On arrival in Okinawa’s main city, Naha, we drove to Manko Wetland Reserve in the heart of the city and soon found a pair of the very rare Black-faced Spoonbills before heading north. The Japanese government announced that the Yanbaru area in Okinawa’s north was to be elevated to national park status late last year. What fantastic news! This large area that protects so much of the island’s unique flora and fauna, and Japan’s natural heritage, is now secure for future generations – of people and wildlife alike! Narrow forest roads that we explored at length crisscross the simply stunning forests of Yanbaru.

We frequently encountered spritely Ryukyu Robins feeding on invertebrates on the road surface, only to fly to a nearby perch as we approached. The Okinawa race of Varied Tit put in an appearance, as did Japanese Pygmy Woodpecker – another endemic race that could soon be split as Ryukyu Pygmy Woodpecker. A Japanese Paradise Flycatcher was heard and our attempts to see it were somewhat successful but frustratingly brief and unfortunately missed by some. On a brighter note, the enigmatic Okinawa Rail showed incredibly well (after a great deal of effort!) and was without doubt a highlight of our Japan tour! Pryer’s (Noguchi) Woodpecker also put on a fabulous show as it drummed from a prominent snag. All in all, a lovely and successful stay in a tropical paradise!

Amami Oshima

This charming island is one of my favourite places in Japan and, as always, our stay was very pleasant.
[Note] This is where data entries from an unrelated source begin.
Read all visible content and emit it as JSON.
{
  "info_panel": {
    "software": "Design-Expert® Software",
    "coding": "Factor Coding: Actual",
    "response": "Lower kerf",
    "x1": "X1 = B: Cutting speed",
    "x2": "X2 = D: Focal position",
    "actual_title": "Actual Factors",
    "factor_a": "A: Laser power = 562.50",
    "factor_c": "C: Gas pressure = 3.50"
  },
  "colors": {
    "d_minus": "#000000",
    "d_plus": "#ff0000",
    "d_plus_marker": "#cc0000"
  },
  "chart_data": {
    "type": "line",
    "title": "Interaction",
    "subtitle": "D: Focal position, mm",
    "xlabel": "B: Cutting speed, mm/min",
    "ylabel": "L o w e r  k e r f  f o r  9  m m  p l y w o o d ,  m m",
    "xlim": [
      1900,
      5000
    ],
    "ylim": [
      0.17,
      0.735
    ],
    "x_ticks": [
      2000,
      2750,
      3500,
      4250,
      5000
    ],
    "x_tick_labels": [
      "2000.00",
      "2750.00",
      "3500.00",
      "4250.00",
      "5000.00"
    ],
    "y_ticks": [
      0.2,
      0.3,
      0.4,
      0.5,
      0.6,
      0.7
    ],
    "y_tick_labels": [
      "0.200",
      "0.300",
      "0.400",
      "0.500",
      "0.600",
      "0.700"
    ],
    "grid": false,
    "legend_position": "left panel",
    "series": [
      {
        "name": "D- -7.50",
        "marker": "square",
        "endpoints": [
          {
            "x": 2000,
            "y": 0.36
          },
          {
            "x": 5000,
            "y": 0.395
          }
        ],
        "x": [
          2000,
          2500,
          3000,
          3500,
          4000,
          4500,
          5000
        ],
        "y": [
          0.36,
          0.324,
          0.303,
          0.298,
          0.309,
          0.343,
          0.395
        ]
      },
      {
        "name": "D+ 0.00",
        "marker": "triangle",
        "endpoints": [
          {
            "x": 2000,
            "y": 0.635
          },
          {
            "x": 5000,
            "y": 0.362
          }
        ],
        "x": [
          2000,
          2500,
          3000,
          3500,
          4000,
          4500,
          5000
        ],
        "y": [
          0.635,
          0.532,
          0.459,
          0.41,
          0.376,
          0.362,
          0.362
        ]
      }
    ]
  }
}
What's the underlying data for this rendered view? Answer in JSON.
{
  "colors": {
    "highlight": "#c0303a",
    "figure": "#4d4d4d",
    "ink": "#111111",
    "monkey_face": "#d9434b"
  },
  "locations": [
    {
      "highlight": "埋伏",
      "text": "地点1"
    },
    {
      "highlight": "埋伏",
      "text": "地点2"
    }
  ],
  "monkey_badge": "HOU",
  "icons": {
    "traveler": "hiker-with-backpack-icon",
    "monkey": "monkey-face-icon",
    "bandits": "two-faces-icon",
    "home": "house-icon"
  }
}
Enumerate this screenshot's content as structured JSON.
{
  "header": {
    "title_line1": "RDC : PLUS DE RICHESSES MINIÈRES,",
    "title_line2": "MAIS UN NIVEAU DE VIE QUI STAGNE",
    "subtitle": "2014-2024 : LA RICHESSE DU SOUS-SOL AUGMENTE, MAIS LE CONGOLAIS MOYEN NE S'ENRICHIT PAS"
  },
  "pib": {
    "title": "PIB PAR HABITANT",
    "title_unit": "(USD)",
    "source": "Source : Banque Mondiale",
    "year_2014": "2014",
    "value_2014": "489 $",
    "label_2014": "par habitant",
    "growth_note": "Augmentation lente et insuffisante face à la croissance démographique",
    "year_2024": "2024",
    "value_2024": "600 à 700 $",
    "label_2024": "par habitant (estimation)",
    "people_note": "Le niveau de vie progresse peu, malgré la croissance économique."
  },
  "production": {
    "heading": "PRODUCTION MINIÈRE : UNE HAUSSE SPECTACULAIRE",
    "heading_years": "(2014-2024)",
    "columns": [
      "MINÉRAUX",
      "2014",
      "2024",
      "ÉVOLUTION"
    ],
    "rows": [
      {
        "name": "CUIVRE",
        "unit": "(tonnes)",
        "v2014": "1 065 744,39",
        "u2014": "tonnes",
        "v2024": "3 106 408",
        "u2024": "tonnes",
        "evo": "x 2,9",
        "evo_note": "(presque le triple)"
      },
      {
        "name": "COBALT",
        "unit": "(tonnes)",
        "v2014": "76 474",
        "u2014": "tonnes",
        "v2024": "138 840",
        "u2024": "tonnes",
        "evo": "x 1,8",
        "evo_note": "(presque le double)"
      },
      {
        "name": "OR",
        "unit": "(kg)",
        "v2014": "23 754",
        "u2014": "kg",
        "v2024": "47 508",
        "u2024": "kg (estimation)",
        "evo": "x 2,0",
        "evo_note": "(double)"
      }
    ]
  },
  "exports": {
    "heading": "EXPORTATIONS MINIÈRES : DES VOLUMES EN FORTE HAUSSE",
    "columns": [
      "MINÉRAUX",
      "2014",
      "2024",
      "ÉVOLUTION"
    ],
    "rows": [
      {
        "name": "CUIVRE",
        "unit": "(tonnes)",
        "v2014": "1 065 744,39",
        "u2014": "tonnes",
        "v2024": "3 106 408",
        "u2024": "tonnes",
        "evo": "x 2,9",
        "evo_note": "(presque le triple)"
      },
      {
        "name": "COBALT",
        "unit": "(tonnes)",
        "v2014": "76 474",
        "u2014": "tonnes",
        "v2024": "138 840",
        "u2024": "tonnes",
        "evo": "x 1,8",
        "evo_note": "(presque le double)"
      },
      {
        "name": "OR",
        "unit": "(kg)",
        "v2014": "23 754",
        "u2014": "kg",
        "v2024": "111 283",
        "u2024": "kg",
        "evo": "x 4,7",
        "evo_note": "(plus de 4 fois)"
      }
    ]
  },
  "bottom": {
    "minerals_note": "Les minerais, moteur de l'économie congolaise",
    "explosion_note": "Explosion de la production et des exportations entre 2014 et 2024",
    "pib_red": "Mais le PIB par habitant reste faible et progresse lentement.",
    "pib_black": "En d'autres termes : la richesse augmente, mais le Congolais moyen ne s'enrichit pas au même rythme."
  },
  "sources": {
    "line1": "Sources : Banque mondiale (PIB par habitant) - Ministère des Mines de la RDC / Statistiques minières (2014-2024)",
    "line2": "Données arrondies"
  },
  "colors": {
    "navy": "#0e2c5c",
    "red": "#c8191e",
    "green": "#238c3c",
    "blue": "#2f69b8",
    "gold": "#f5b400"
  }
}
A new hotel in the north overlooking turquoise seas was a perfect base for our explorations of the forests in search of Lidth’s Jay and the other endemic and near endemic birds as well as endemic subspecies.

Lidth’s Jay was soon tracked down but, as always, stayed hidden in the canopy only allowing brief views. We found many roosting though, during our night drive. Speaking of which, our outing with a local naturalist was a great success with not only sleeping jays but numerous and very cute Amami Black Rabbits and Ryukyu Scops Owls with added bonuses of the endemic Long-haired Rat (a first for me!) and best of all, a huge Habu! The Amami Woodcock evaded us, a bit of a worry given the mongoose problem on the island. During the day we found a couple of gorgeous Ryukyu Flycatchers (split from Narcissus, and rightly so), Ryukyu Minivets, and Red-capped Green Pigeons. A quick visit to an area of mudflats was also successful and we added a number of shorebirds and seabird to our list, most notably Little Tern, Ruddy Turnstone and Grey-tailed Tattler. 


Our last site of the trip was to an area of high volcanic activity in the south of Kyushu. We lodged up on the Ebino Plateau surrounded by active volcanoes, which were in fact erupting during our stay! Sadly, it meant we couldn’t get into one of the areas I had hoped to visit. Down off the plateau we visited Miike, a small reserve centered around a crater lake of the same name, to explore the lush forests there. Maybe due to the weather or who knows why, the bird activity was exceptionally low and a little disappointing. Nevertheless, we did enjoy our time here with many repeat sightings of Japanese Pygmy Woodpeckers, Ryukyu Minivets, Eurasian Jay, Japanese White-eyes and numerous members of the Paridae.

Thank you all for your excellent company. I hope you enjoyed the birds, the forests, the food and the unique culture of Japan. There’s nowhere else like it!